A sessão da 2ª Câmara Criminal do Tribunal de Justiça de Goiás da terça-feira, 15, foi marcada por uma manifestação incomum. O advogado Jales Java dos Santos Lacerda Caliman, atuando em causa própria, protagonizou uma sustentação oral performática, combinando versos poéticos e movimentos de capoeira para defender sua causa.
Contexto jurídico
O advogado buscava o trancamento de uma ação penal e a exclusão de registros antigos de seu nome no sistema do Judiciário goiano.
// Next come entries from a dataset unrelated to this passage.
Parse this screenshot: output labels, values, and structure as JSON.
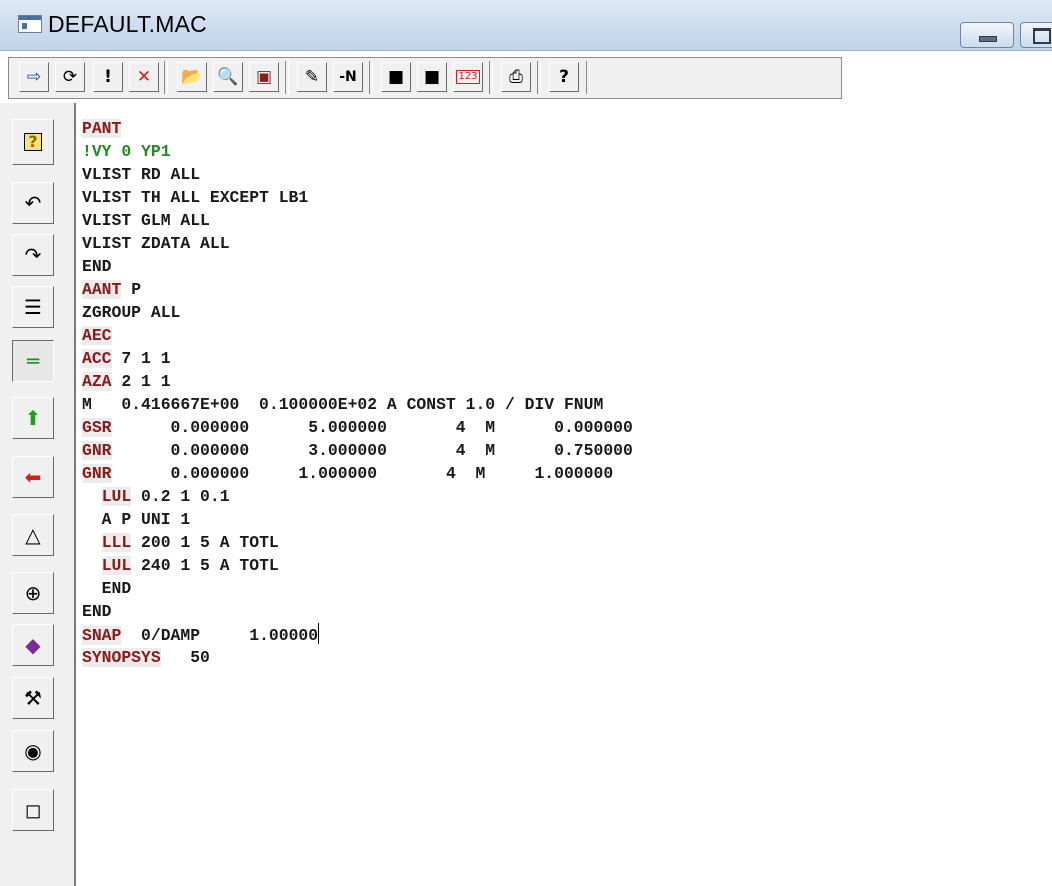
{
  "window": {
    "title": "DEFAULT.MAC"
  },
  "toolbar": {
    "buttons": [
      {
        "icon": "exit-icon",
        "glyph": "⇨",
        "color": "#1d3f8f"
      },
      {
        "icon": "refresh-icon",
        "glyph": "⟳",
        "color": "#000000"
      },
      {
        "icon": "exclamation-icon",
        "glyph": "!",
        "color": "#000000"
      },
      {
        "icon": "red-x-icon",
        "glyph": "✕",
        "color": "#d81b1b"
      },
      {
        "icon": "open-folder-icon",
        "glyph": "📂",
        "color": "#c9a400"
      },
      {
        "icon": "magnifier-icon",
        "glyph": "🔍",
        "color": "#1d3f8f"
      },
      {
        "icon": "macro-icon",
        "glyph": "▣",
        "color": "#8b1a1a"
      },
      {
        "icon": "edit-note-icon",
        "glyph": "✎",
        "color": "#000000"
      },
      {
        "icon": "minus-n-icon",
        "glyph": "-N",
        "color": "#000000"
      },
      {
        "icon": "save-icon",
        "glyph": "■",
        "color": "#000000"
      },
      {
        "icon": "save-as-icon",
        "glyph": "■",
        "color": "#000000"
      },
      {
        "icon": "numbers-123-icon",
        "glyph": "123",
        "color": "#d81b1b"
      },
      {
        "icon": "printer-icon",
        "glyph": "⎙",
        "color": "#000000"
      },
      {
        "icon": "help-icon",
        "glyph": "?",
        "color": "#000000"
      }
    ]
  },
  "sidebar": {
    "buttons": [
      {
        "icon": "help-question-icon",
        "glyph": "?",
        "color": "#8a6a00"
      },
      {
        "icon": "undo-icon",
        "glyph": "↶",
        "color": "#000000"
      },
      {
        "icon": "redo-icon",
        "glyph": "↷",
        "color": "#000000"
      },
      {
        "icon": "indent-icon",
        "glyph": "☰",
        "color": "#000000"
      },
      {
        "icon": "equals-lines-icon",
        "glyph": "═",
        "color": "#1a8f1a"
      },
      {
        "icon": "green-up-arrow-icon",
        "glyph": "⬆",
        "color": "#1aa11a"
      },
      {
        "icon": "red-left-arrow-icon",
        "glyph": "⬅",
        "color": "#d81b1b"
      },
      {
        "icon": "triangle-icon",
        "glyph": "△",
        "color": "#000000"
      },
      {
        "icon": "crosshair-circle-icon",
        "glyph": "⊕",
        "color": "#000000"
      },
      {
        "icon": "gem-icon",
        "glyph": "◆",
        "color": "#7a2a9a"
      },
      {
        "icon": "wrench-icon",
        "glyph": "⚒",
        "color": "#000000"
      },
      {
        "icon": "eye-icon",
        "glyph": "◉",
        "color": "#000000"
      },
      {
        "icon": "exit-door-icon",
        "glyph": "◻",
        "color": "#000000"
      }
    ]
  },
  "editor": {
    "lines": [
      {
        "kw": "PANT",
        "rest": ""
      },
      {
        "comment": "!VY 0 YP1"
      },
      {
        "kw": "",
        "rest": "VLIST RD ALL"
      },
      {
        "kw": "",
        "rest": "VLIST TH ALL EXCEPT LB1"
      },
      {
        "kw": "",
        "rest": "VLIST GLM ALL"
      },
      {
        "kw": "",
        "rest": "VLIST ZDATA ALL"
      },
      {
        "kw": "",
        "rest": "END"
      },
      {
        "kw": "AANT",
        "rest": " P"
      },
      {
        "kw": "",
        "rest": "ZGROUP ALL"
      },
      {
        "kw": "AEC",
        "rest": ""
      },
      {
        "kw": "ACC",
        "rest": " 7 1 1"
      },
      {
        "kw": "AZA",
        "rest": " 2 1 1"
      },
      {
        "kw": "",
        "rest": "M   0.416667E+00  0.100000E+02 A CONST 1.0 / DIV FNUM"
      },
      {
        "kw": "GSR",
        "rest": "      0.000000      5.000000       4  M      0.000000"
      },
      {
        "kw": "GNR",
        "rest": "      0.000000      3.000000       4  M      0.750000"
      },
      {
        "kw": "GNR",
        "rest": "      0.000000     1.000000       4  M     1.000000"
      },
      {
        "indent": "  ",
        "kw": "LUL",
        "rest": " 0.2 1 0.1"
      },
      {
        "kw": "",
        "rest": "  A P UNI 1"
      },
      {
        "indent": "  ",
        "kw": "LLL",
        "rest": " 200 1 5 A TOTL"
      },
      {
        "indent": "  ",
        "kw": "LUL",
        "rest": " 240 1 5 A TOTL"
      },
      {
        "kw": "",
        "rest": "  END"
      },
      {
        "kw": "",
        "rest": "END"
      },
      {
        "kw": "SNAP",
        "rest": "  0/DAMP     1.00000",
        "caret": true
      },
      {
        "kw": "SYNOPSYS",
        "rest": "   50"
      }
    ]
  }
}
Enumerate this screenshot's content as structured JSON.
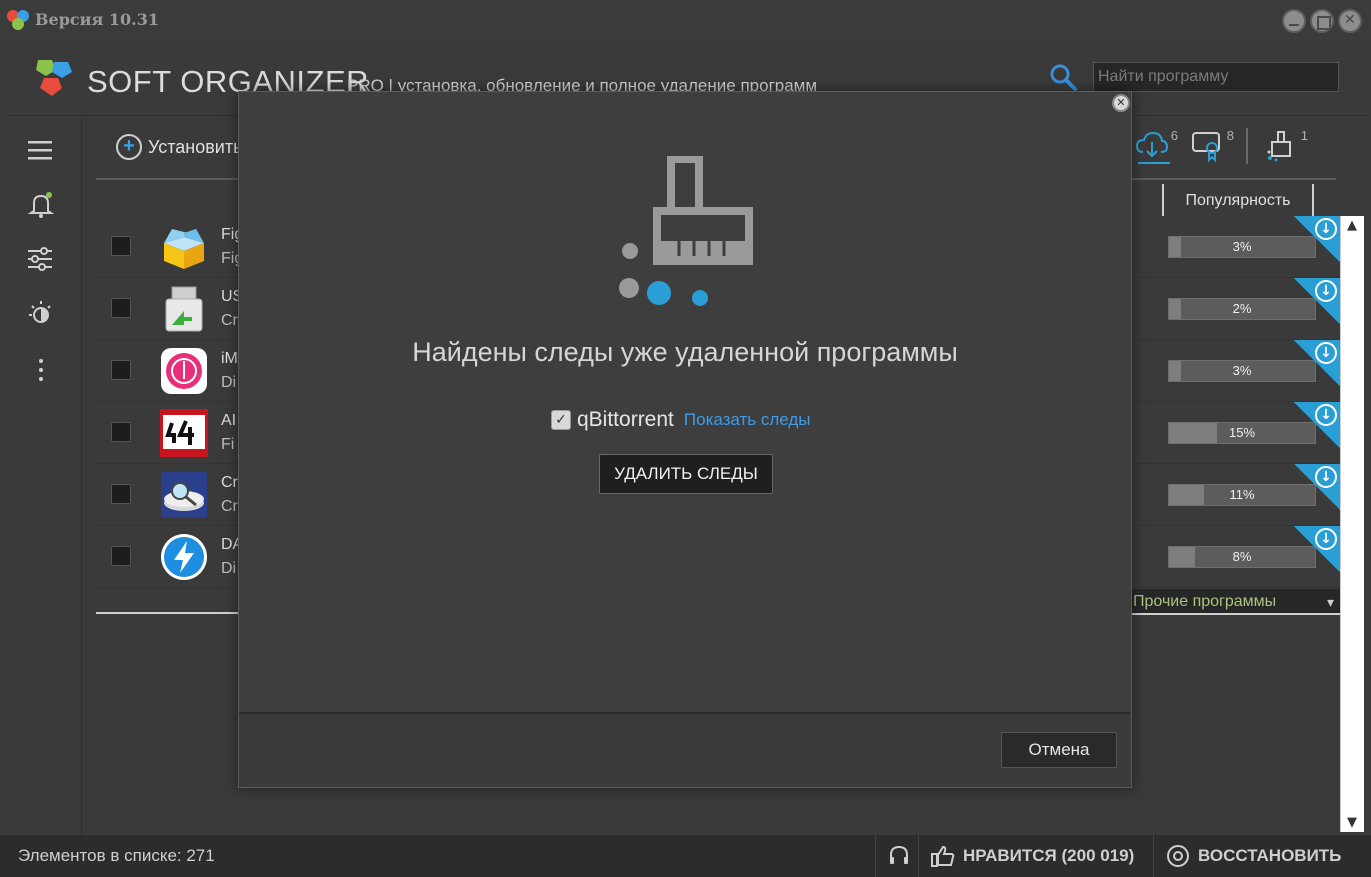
{
  "window": {
    "title": "Версия 10.31",
    "controls": [
      "minimize",
      "maximize",
      "close"
    ]
  },
  "header": {
    "brand": "SOFT ORGANIZER",
    "subtitle": "PRO | установка, обновление и полное удаление программ",
    "search_placeholder": "Найти программу"
  },
  "sidebar": {
    "items": [
      {
        "icon": "menu-icon"
      },
      {
        "icon": "bell-icon"
      },
      {
        "icon": "sliders-icon"
      },
      {
        "icon": "theme-icon"
      },
      {
        "icon": "more-icon"
      }
    ]
  },
  "toolbar": {
    "install_label": "Установить",
    "top_icons": [
      {
        "icon": "cloud-download-icon",
        "count": "6"
      },
      {
        "icon": "certificate-icon",
        "count": "8"
      },
      {
        "icon": "broom-icon",
        "count": "1"
      }
    ]
  },
  "table": {
    "popularity_header": "Популярность",
    "rows": [
      {
        "l1": "Fig",
        "l2": "Fig",
        "icon": "box-icon",
        "popularity": 0.03,
        "popularity_label": "3%"
      },
      {
        "l1": "US",
        "l2": "Cr",
        "icon": "usb-icon",
        "popularity": 0.02,
        "popularity_label": "2%"
      },
      {
        "l1": "iM",
        "l2": "Di",
        "icon": "imazing-icon",
        "popularity": 0.03,
        "popularity_label": "3%"
      },
      {
        "l1": "AI",
        "l2": "Fi",
        "icon": "aida64-icon",
        "popularity": 0.15,
        "popularity_label": "15%"
      },
      {
        "l1": "Cr",
        "l2": "Cr",
        "icon": "disk-search-icon",
        "popularity": 0.11,
        "popularity_label": "11%"
      },
      {
        "l1": "DA",
        "l2": "Di",
        "icon": "lightning-icon",
        "popularity": 0.08,
        "popularity_label": "8%"
      }
    ],
    "other_programs": "Прочие программы"
  },
  "status": {
    "count_label": "Элементов в списке: 271",
    "like_label": "НРАВИТСЯ (200 019)",
    "restore_label": "ВОССТАНОВИТЬ"
  },
  "modal": {
    "heading": "Найдены следы уже удаленной программы",
    "program_name": "qBittorrent",
    "program_checked": true,
    "show_traces_link": "Показать следы",
    "delete_button": "УДАЛИТЬ СЛЕДЫ",
    "cancel_button": "Отмена"
  },
  "colors": {
    "accent": "#2a9fd6",
    "link": "#3d9be8",
    "background": "#3a3a3a"
  }
}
Ele responde por acusações como ameaça, desobediência, desacato, infração de medida sanitária e porte de drogas para uso pessoal. Lacerda alegou perseguição institucional e afirmou que sua ficha criminal foi “fabricada”.
“Rasgaram a lei no ato”
Vestido com óculos escuros e evocando referências à cultura afro-brasileira, iniciou sua sustentação com os versos:
“Foi prisão de um advogado sem a OAB estar presente. Rasgaram a lei no ato, de forma mais que evidente.”
Ao final, levantou-se e fez uma breve encenação com passos de capoeira, recitando:
“A gente leva rasteira, tem delas que vem pra matar. Mas quando a rasteira não mata, aproveite pra se levantar.”
Símbolo de resistência
Segundo o advogado, sua apresentação foi uma resposta simbólica às violações das prerrogativas profissionais da advocacia. Ele também solicitou que fossem oficiados o CNMP, o CNJ e a Corregedoria do TJ/GO.